Not working
Hi,
I am trying it with 2 GPUs (tensor parallel size 2) with vllm serve and sadly I get error message. Can you really run it like that?
Thanks and blessings
What’s the error message?
I will try with vllm, but I use sglang and it works fine.
python -m sglang.launch_server --model-path ~/models/Athena-V2-Chat-AWQ --port 8000 --host 0.0.0.0 --enable-p2p-check --quantization awq --tensor-parallel-size 2
It seems to work now! I just had to upgrade my transformers tokenizers with this command:
pip install --upgrade transformers tokenizers
I never heard of sglang. Wow, seems amazing and much faster. We are serving AI services at my company with AnythingLLM and vllm.

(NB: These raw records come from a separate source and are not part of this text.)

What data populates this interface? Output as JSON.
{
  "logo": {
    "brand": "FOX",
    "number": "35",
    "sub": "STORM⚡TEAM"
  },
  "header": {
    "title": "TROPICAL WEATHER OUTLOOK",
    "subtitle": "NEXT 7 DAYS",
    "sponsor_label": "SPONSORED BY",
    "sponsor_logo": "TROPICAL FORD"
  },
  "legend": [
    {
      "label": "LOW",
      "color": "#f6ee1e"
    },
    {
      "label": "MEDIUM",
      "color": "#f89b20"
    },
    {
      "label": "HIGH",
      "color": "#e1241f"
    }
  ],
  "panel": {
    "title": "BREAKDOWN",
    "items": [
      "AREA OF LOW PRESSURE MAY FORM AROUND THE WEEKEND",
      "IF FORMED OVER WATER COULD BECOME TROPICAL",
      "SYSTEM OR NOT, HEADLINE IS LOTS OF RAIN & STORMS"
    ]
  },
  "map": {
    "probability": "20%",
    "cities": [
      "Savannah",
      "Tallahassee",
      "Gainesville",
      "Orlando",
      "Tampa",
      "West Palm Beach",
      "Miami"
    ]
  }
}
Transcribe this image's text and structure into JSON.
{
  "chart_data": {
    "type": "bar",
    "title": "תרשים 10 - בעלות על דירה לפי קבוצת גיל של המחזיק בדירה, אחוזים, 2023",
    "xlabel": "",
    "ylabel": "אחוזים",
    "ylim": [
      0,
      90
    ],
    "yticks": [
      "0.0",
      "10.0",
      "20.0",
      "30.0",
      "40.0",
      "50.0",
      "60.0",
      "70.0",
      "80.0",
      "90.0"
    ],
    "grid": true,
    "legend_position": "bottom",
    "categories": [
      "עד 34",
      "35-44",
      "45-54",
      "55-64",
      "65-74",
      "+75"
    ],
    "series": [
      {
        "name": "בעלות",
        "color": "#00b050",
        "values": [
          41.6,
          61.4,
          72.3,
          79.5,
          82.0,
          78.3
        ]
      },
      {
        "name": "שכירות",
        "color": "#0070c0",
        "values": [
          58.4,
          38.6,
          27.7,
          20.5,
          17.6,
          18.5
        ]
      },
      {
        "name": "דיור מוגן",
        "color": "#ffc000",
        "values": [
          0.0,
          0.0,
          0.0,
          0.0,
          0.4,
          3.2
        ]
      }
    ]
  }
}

It seems that it would be amazing to switch to sglang, if you can run the Athene model also. Thanks for the great sharing!!
Great to hear it works! I have just tested it with vllm.
vllm serve "kosbu/Athene-V2-Chat-AWQ" --tensor-parallel-size 2 --max-model-len 4096 --enforce-eager --gpu-memory-utilization 0.99
This works, but I have to explicitly pass --gpu-memory-utilization and --max-model-len; otherwise, I encounter an OOM error. I didn't need to pass those parameters when using sglang. I’m curious about the maximum context length I can achieve with 2x3090 GPUs and whether sglang has some memory optimizations.
Btw, I also run it with awq_marlin, it seems to have better inference speed.
For me it also uses awq_marlin every time. Yes, I also use the max model len and gpu parameters. Usually there is an error message and it tells you the maximum content length possible with that utilization.
I am not using --enforce-eager anymore, due to sometimes crashes and the inference is a bit slower. Did you already test the model with both frameworks? Do you have big speed (t/s) differences? Sglang should be much faster, it seems. I will have to test it. Thanks!
At the risk of going off-topic, I tried this with sglang. It is working fine with vllm, but with sglang, it always crashes with long prompts. This is not just true for this, but for any model with sglang. I want to try it, but I can never seem to get it to work. By long prompts I mean prompts larger than 20/30K tokens.
I would recommend you to file a ticket to Sglang.